Mais do que uma homenagem póstuma a Stanley Kubrick (1928-1999), a escolha de Cannes de exibir “O iluminado” (1980), em sua 72ª edição (de 14 a 25 de maio), sinaliza todo o vigor da mitologia sombria criada por Stephen Edwin King de 1967 até hoje, não apenas em sua obsessão por monstros e fantasmagorias, mas por seu estudo de geografias, físicas e morais. Uma delas, a de uma calunga de tribo indígena capaz de trazer os mortos de volta a este plano de realidade, fascina a cultura pop seja como literatura (este enredo de King virou romance em 1983), seja como cinema, tendo sido filmada em 1989, por Mary Lambert.
No aniversário de 30 anos do filme que tornou o livro ainda mais cultuado, os diretores Kevin Kölsch e Dennis Widmyer esboçaram uma no versão da trama, modificando detalhes aqui e acolá, dando mais (e melhor) ênfase à figura de Church, um gato que regressa do Além quizilado, furioso. Existe no novo “Pet Sematary” um apuro técnico, sobretudo na fotografia, que a versão da década de 1980 sequer esboçava. E há um combustível que arde como uma força mais assombrosa (para o Bem) do que as manifestações das trevas: o talento de John Lithgow.

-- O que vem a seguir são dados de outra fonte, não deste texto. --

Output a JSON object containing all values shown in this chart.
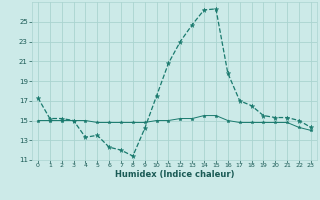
{
  "xlabel": "Humidex (Indice chaleur)",
  "bg_color": "#cceae8",
  "line_color": "#1a7a6e",
  "grid_color": "#aad4d0",
  "x_upper": [
    0,
    1,
    2,
    3,
    4,
    5,
    6,
    7,
    8,
    9,
    10,
    11,
    12,
    13,
    14,
    15,
    16,
    17,
    18,
    19,
    20,
    21,
    22,
    23
  ],
  "y_upper": [
    17.3,
    15.2,
    15.2,
    15.0,
    13.3,
    13.5,
    12.3,
    12.0,
    11.4,
    14.2,
    17.5,
    20.8,
    23.0,
    24.7,
    26.2,
    26.3,
    19.8,
    17.0,
    16.5,
    15.5,
    15.3,
    15.3,
    15.0,
    14.3
  ],
  "x_lower": [
    0,
    1,
    2,
    3,
    4,
    5,
    6,
    7,
    8,
    9,
    10,
    11,
    12,
    13,
    14,
    15,
    16,
    17,
    18,
    19,
    20,
    21,
    22,
    23
  ],
  "y_lower": [
    15.0,
    15.0,
    15.0,
    15.0,
    15.0,
    14.8,
    14.8,
    14.8,
    14.8,
    14.8,
    15.0,
    15.0,
    15.2,
    15.2,
    15.5,
    15.5,
    15.0,
    14.8,
    14.8,
    14.8,
    14.8,
    14.8,
    14.3,
    14.0
  ],
  "ylim": [
    11,
    27
  ],
  "xlim": [
    -0.5,
    23.5
  ],
  "yticks": [
    11,
    13,
    15,
    17,
    19,
    21,
    23,
    25
  ],
  "xticks": [
    0,
    1,
    2,
    3,
    4,
    5,
    6,
    7,
    8,
    9,
    10,
    11,
    12,
    13,
    14,
    15,
    16,
    17,
    18,
    19,
    20,
    21,
    22,
    23
  ],
  "xtick_labels": [
    "0",
    "1",
    "2",
    "3",
    "4",
    "5",
    "6",
    "7",
    "8",
    "9",
    "10",
    "11",
    "12",
    "13",
    "14",
    "15",
    "16",
    "17",
    "18",
    "19",
    "20",
    "21",
    "22",
    "23"
  ]
}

No apogeu de sua carreira, o ator-fetiche de Brian De Palma, com quem fez o suntuoso “Síndrome de Caim” em 1992, entra aqui como um oráculo que orienta o protagonista, o Dr. Louis (o bom Jason Clarke), acerca dos perigos de se brincar com a Morte. O regresso de Church dá arrepios, pois o felino evoca o tônus trágico de outro animal demoníaco, o bode Black Phillip de “A bruxa”, um cult de 2015. Mas Kölsch e Widmyer (do irregular “Feriados”) comentem o erro grave de não optarem por que linha de horror vão seguir, desperdiçando a rica dimensão realista que King levanta em sua discussão sobre a depredação do legado tribal. Por vezes, este retorno ao “Cemitério...” patina pela dinâmica do gore, filão sangue e tripas no qual a brutalidade requer grafismos exibicionistas. Por vezes, o caminho é do intimismo, à moda Roman Polanski em seu “O bebê de Rosemary” (1968). Mas a indecisão prejudica o resultado final, criando um filme que descamba para o insosso e para o ridículo, na direção do elenco mirim.